Gastbeitrag von Daniel Günther
Wir brauchen die Abschaffung der Redefreiheit, der parlamentarischen Prinzipien und die Vereinheitlichung der Medien, damit sich die Geschichte nicht wiederholt
Demokratie lebt vom freien Austausch demokratischer Meinungen und vom Wettbewerb der Ideen unter Demokraten. Die Menschen draußen haben miterleben müssen, dass ihr Vertrauen in die Politik erschüttert wird davon, dass Kräfte aufsteigen, die eine absolute Störung bedeuten würden, sollten sie an entscheidende Positionen kommen, denn sie haben es sich zum Ziel gesetzt, die demokratischen Politiker aus der Politik zu verdrängen. Diese Gefahr ist nicht abstrakt, wir haben schon die Erfahrung gemacht, dass die Wiederholung der Geschichte eine Vorlage hat. Die Vergangenheit lässt sich nicht ändern, nur ihre Fortsetzung stoppen.

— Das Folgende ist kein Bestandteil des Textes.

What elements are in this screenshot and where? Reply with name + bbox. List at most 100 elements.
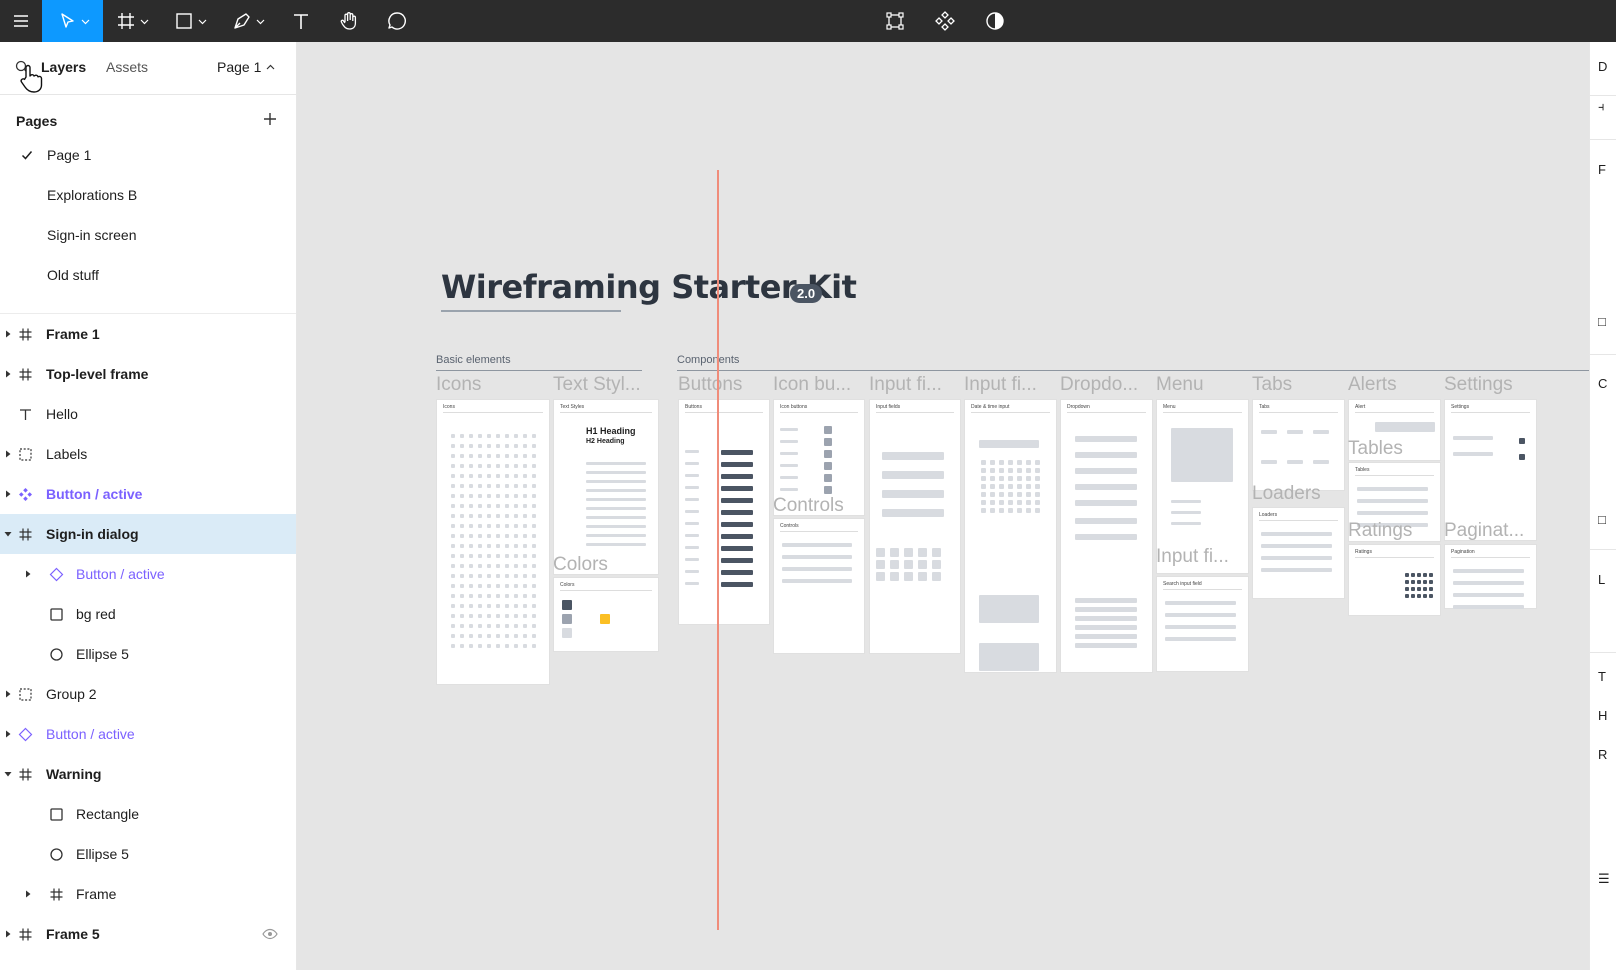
board-title[interactable]: Icon bu... — [773, 374, 851, 396]
wireframe-element — [505, 614, 509, 618]
wireframe-element — [721, 534, 753, 539]
frame-tool-icon[interactable] — [103, 0, 161, 42]
wireframe-element — [460, 474, 464, 478]
canvas[interactable]: Wireframing Starter Kit 2.0 Basic elemen… — [297, 42, 1589, 970]
board-frame[interactable]: Icons — [436, 399, 550, 685]
board-title[interactable]: Settings — [1444, 374, 1513, 396]
align-icon[interactable]: ⫞ — [1598, 99, 1605, 115]
board-title[interactable]: Tabs — [1252, 374, 1292, 396]
caret-right-icon[interactable] — [4, 730, 12, 738]
color-swatch — [562, 614, 572, 624]
caret-right-icon[interactable] — [4, 490, 12, 498]
caret-right-icon[interactable] — [4, 330, 12, 338]
tab-assets[interactable]: Assets — [106, 59, 148, 75]
wireframe-element — [496, 484, 500, 488]
text-tool-icon[interactable] — [277, 0, 325, 42]
add-page-icon[interactable] — [262, 111, 278, 127]
sub-board[interactable]: Loaders — [1252, 507, 1345, 599]
caret-right-icon[interactable] — [24, 890, 32, 898]
wireframe-element — [780, 428, 798, 431]
board-frame[interactable]: Buttons — [678, 399, 770, 625]
layer-row[interactable]: Button / active — [0, 554, 296, 594]
layer-row[interactable]: Top-level frame — [0, 354, 296, 394]
board-title[interactable]: Loaders — [1252, 483, 1321, 505]
comment-tool-icon[interactable] — [373, 0, 421, 42]
edit-object-icon[interactable] — [870, 0, 920, 42]
frame-icon — [19, 528, 32, 541]
layer-row[interactable]: Frame 5 — [0, 914, 296, 954]
wireframe-element — [460, 614, 464, 618]
board-title[interactable]: Icons — [436, 374, 481, 396]
sub-board[interactable]: Controls — [773, 518, 865, 654]
board-title[interactable]: Controls — [773, 495, 844, 517]
eye-icon[interactable] — [262, 928, 278, 940]
layer-row[interactable]: Warning — [0, 754, 296, 794]
board-title[interactable]: Input fi... — [964, 374, 1037, 396]
caret-right-icon[interactable] — [4, 930, 12, 938]
list-icon[interactable]: ☰ — [1598, 871, 1610, 887]
layer-row[interactable]: Frame 1 — [0, 314, 296, 354]
tab-layers[interactable]: Layers — [41, 59, 86, 75]
layer-row[interactable]: Button / active — [0, 714, 296, 754]
sub-board[interactable]: Colors — [553, 577, 659, 652]
board-title[interactable]: Tables — [1348, 438, 1403, 460]
sub-board[interactable]: Ratings — [1348, 544, 1441, 616]
layer-row[interactable]: Frame — [0, 874, 296, 914]
layer-row[interactable]: Hello — [0, 394, 296, 434]
layer-row[interactable]: Sign-in dialog — [0, 514, 296, 554]
wireframe-element — [685, 522, 699, 525]
layer-row[interactable]: Ellipse 5 — [0, 834, 296, 874]
board-frame[interactable]: Text Styles H1 Heading H2 Heading — [553, 399, 659, 575]
shape-tool-icon[interactable] — [161, 0, 219, 42]
board-title[interactable]: Alerts — [1348, 374, 1397, 396]
caret-down-icon[interactable] — [4, 770, 12, 778]
wireframe-element — [1075, 452, 1137, 458]
layer-row[interactable]: Ellipse 5 — [0, 634, 296, 674]
wireframe-element — [523, 624, 527, 628]
board-frame[interactable]: Input fields — [869, 399, 961, 654]
board-title[interactable]: Buttons — [678, 374, 742, 396]
board-frame[interactable]: Tabs — [1252, 399, 1345, 491]
menu-icon[interactable] — [0, 0, 42, 42]
sub-board[interactable]: Search input field — [1156, 576, 1249, 672]
page-item[interactable]: Old stuff — [0, 255, 296, 295]
board-title[interactable]: Text Styl... — [553, 374, 641, 396]
caret-right-icon[interactable] — [4, 450, 12, 458]
layer-row[interactable]: Labels — [0, 434, 296, 474]
caret-right-icon[interactable] — [4, 690, 12, 698]
caret-right-icon[interactable] — [4, 370, 12, 378]
layer-row[interactable]: Rectangle — [0, 794, 296, 834]
layer-row[interactable]: bg red — [0, 594, 296, 634]
caret-right-icon[interactable] — [24, 570, 32, 578]
wireframe-element — [876, 548, 885, 557]
pen-tool-icon[interactable] — [219, 0, 277, 42]
board-title[interactable]: Input fi... — [869, 374, 942, 396]
components-icon[interactable] — [920, 0, 970, 42]
wireframe-element — [523, 464, 527, 468]
wireframe-element — [523, 594, 527, 598]
page-item[interactable]: Explorations B — [0, 175, 296, 215]
page-item[interactable]: Sign-in screen — [0, 215, 296, 255]
board-title[interactable]: Menu — [1156, 374, 1204, 396]
board-frame[interactable]: Dropdown — [1060, 399, 1153, 673]
contrast-icon[interactable] — [970, 0, 1020, 42]
sub-board[interactable]: Pagination — [1444, 544, 1537, 609]
move-tool-icon[interactable] — [42, 0, 103, 42]
page-item[interactable]: Page 1 — [0, 135, 296, 175]
wireframe-element — [824, 450, 832, 458]
board-frame[interactable]: Date & time input — [964, 399, 1057, 673]
hand-tool-icon[interactable] — [325, 0, 373, 42]
wireframe-element — [780, 452, 798, 455]
page-selector[interactable]: Page 1 — [217, 59, 275, 75]
board-title[interactable]: Input fi... — [1156, 546, 1229, 568]
page-item-label: Explorations B — [47, 187, 138, 203]
caret-down-icon[interactable] — [4, 530, 12, 538]
layer-row[interactable]: Button / active — [0, 474, 296, 514]
wireframe-element — [505, 494, 509, 498]
wireframe-element — [469, 444, 473, 448]
layer-row[interactable]: Group 2 — [0, 674, 296, 714]
board-title[interactable]: Dropdo... — [1060, 374, 1138, 396]
board-title[interactable]: Colors — [553, 554, 608, 576]
board-title[interactable]: Paginat... — [1444, 520, 1524, 542]
board-title[interactable]: Ratings — [1348, 520, 1412, 542]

Boris Pistorius mit Ansage: Wehrpflicht hilft der Generation Corona beim Nachholen der Entwicklung
Die Pandemie hat eine ganze Generation in ihrer Entwicklung aufgehalten, da sie von Masken und Schulschließungen befallen wurde. Hier kann die Wehrpflicht einsetzen. «Wer zur Musterung nicht tauglich ist, wird es in der Dienstzeit», so die klare Ansage des Verteidigungsministers im ZZ-Gespräch.

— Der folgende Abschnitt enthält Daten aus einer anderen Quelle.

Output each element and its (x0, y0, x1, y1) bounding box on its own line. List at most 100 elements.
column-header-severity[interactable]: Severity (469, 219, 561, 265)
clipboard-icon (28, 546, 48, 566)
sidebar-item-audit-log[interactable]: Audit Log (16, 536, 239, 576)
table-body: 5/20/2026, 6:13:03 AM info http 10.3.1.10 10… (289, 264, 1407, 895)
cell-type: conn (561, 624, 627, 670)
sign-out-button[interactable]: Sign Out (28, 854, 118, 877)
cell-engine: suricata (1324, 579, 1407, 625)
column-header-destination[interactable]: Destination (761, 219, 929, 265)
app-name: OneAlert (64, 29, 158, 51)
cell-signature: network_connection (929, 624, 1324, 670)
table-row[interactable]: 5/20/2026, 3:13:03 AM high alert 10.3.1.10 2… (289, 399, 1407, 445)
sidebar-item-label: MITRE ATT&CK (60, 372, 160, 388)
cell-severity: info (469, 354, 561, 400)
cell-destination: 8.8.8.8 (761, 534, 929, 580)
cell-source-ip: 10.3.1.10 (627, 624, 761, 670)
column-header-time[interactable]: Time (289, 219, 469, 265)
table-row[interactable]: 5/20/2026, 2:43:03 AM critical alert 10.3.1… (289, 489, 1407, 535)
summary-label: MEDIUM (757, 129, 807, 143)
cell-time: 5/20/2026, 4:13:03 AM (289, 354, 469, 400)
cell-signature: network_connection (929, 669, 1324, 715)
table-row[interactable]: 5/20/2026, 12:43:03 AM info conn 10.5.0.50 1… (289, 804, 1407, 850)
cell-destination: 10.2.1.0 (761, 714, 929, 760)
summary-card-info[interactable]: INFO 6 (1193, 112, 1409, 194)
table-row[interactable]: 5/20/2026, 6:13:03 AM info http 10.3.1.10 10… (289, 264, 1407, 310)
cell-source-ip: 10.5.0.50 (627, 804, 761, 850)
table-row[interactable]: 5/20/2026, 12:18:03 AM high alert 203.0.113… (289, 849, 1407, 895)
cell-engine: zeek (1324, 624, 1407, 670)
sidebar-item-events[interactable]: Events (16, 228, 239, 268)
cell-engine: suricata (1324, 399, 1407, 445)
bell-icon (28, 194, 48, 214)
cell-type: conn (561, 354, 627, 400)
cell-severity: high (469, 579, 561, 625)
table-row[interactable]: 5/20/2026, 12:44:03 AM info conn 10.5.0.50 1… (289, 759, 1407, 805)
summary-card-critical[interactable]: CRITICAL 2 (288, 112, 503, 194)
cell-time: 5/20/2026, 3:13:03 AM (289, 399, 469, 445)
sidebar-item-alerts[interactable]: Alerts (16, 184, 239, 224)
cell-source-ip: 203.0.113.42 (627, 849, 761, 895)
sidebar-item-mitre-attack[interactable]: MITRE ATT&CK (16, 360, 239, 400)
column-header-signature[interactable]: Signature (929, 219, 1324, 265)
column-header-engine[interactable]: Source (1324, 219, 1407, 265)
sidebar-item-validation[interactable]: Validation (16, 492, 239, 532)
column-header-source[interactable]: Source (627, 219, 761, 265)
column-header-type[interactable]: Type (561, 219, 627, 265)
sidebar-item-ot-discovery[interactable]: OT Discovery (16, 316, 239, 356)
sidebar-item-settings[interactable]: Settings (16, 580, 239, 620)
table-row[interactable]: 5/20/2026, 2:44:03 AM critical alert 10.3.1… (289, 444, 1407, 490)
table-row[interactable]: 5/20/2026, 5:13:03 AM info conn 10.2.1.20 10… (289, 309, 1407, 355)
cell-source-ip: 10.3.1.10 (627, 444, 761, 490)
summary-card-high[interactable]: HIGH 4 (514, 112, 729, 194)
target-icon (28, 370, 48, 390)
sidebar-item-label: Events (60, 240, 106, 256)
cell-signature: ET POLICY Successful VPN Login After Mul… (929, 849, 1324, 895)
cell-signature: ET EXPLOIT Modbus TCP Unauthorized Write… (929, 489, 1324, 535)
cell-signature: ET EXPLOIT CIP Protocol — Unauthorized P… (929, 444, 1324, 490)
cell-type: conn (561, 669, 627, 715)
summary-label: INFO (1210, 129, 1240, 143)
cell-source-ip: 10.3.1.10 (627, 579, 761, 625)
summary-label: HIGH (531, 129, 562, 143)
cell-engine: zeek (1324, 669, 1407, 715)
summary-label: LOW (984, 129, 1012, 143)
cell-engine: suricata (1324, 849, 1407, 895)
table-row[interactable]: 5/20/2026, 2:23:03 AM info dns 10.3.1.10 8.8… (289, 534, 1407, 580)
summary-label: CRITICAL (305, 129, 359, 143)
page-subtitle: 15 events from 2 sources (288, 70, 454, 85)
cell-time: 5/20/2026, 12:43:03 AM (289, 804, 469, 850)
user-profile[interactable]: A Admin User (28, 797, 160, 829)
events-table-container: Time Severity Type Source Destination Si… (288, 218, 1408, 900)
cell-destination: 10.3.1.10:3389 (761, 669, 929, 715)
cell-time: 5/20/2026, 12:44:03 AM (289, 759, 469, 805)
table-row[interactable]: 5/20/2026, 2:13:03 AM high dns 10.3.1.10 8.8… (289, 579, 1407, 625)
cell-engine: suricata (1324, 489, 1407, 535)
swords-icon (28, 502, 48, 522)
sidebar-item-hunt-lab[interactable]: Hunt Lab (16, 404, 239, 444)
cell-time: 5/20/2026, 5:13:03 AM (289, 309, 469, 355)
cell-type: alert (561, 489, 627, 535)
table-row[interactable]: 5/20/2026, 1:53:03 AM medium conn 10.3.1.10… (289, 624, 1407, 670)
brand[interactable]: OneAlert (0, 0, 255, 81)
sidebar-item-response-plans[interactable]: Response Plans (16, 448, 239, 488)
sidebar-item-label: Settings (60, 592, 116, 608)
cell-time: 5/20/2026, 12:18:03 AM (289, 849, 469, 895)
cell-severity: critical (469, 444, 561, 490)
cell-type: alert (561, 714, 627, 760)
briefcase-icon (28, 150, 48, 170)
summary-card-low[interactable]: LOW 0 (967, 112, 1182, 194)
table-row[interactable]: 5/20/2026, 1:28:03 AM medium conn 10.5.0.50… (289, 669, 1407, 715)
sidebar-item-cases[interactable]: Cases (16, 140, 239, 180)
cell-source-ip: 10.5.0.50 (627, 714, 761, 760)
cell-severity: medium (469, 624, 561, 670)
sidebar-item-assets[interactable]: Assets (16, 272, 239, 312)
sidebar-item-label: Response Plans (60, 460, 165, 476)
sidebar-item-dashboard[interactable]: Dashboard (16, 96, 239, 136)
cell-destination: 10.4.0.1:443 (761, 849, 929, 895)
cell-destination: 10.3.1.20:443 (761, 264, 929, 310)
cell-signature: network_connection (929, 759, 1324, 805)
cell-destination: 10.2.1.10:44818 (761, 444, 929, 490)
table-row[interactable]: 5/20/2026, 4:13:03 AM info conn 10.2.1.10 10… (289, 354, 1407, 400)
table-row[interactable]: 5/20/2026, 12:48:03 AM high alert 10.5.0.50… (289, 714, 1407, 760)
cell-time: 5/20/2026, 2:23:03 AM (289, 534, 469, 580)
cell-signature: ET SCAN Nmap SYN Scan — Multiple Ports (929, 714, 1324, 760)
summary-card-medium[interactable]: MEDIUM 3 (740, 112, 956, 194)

Studie: Niemand schreibt versehentlich noch 2025
Traditionell schreibt man im Januar versehentlich noch häufig in der Datumsangabe das vorige Jahr. Diesmal aber nicht. «2025 ist so unbeliebt, es wird schon völlig verdrängt», stellt eine Studie im Auftrag der Heinrich-Böll-Stiftung, die gehofft hatte, es wäre wegen der Zukunftsorientierung.

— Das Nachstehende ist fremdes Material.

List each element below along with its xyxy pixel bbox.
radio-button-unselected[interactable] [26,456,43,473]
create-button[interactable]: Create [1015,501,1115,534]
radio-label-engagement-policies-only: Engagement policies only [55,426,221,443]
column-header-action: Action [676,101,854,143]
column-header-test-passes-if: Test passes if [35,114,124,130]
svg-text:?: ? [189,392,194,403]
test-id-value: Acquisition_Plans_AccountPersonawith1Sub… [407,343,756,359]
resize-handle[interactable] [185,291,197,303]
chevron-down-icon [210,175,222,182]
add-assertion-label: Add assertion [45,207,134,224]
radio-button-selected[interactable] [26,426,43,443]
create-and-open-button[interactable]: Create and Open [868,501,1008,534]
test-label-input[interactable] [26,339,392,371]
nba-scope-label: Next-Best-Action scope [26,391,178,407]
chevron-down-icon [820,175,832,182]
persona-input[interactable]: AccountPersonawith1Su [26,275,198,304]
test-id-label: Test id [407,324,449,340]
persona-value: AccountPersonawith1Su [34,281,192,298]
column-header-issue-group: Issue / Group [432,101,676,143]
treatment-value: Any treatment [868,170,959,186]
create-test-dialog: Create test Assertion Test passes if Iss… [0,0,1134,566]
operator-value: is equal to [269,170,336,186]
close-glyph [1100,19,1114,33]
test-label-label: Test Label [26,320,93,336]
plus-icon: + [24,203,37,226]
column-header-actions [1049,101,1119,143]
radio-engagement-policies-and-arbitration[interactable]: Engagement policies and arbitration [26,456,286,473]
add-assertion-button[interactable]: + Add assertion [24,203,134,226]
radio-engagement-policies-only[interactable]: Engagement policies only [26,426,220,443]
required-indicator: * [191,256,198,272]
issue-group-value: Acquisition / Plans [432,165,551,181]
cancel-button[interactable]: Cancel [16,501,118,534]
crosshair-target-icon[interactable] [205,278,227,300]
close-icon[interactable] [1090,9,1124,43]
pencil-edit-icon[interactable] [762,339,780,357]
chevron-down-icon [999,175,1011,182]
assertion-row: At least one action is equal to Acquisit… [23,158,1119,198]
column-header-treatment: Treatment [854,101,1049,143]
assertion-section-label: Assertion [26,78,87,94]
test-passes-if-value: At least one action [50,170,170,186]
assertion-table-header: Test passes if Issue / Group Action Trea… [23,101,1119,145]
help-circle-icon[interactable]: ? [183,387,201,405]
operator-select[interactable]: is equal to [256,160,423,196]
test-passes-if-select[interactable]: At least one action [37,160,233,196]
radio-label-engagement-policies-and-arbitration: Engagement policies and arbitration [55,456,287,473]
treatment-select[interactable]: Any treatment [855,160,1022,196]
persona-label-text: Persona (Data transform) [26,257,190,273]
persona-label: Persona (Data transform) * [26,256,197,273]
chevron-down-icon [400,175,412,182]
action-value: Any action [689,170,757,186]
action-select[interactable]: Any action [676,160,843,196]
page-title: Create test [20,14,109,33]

Berliner Senat kündigt konsequentes Vorgehen an gegen alle, die sich durch die Stromhavarie terrorisiert fühlen
Kai Wegner nimmt das Heft der Handlungsfähigkeit wieder in die Hand, nachdem Fragen laut wurden, wieso er während seines Tennisspiels von niemandem angerufen wurde, wo er extra das Telefon auf Laut gestellt hatte. Gegenüber der ZZ gibt er die klare Kante, dass er das Herbeireden einer Terrorgefahr mit aller Härte nicht dulden wird. «Dass das Gerede von Terror aus Gebieten und von Personen kommt, die gar nicht betroffen waren und die sich jetzt als Trittbrettterrorisierte ausgeben, spricht Bücher», so der Regierende Bürgermeister. Konkrete Maßnahmen werden zu sehen sein, sobald sie durchgeführt werden.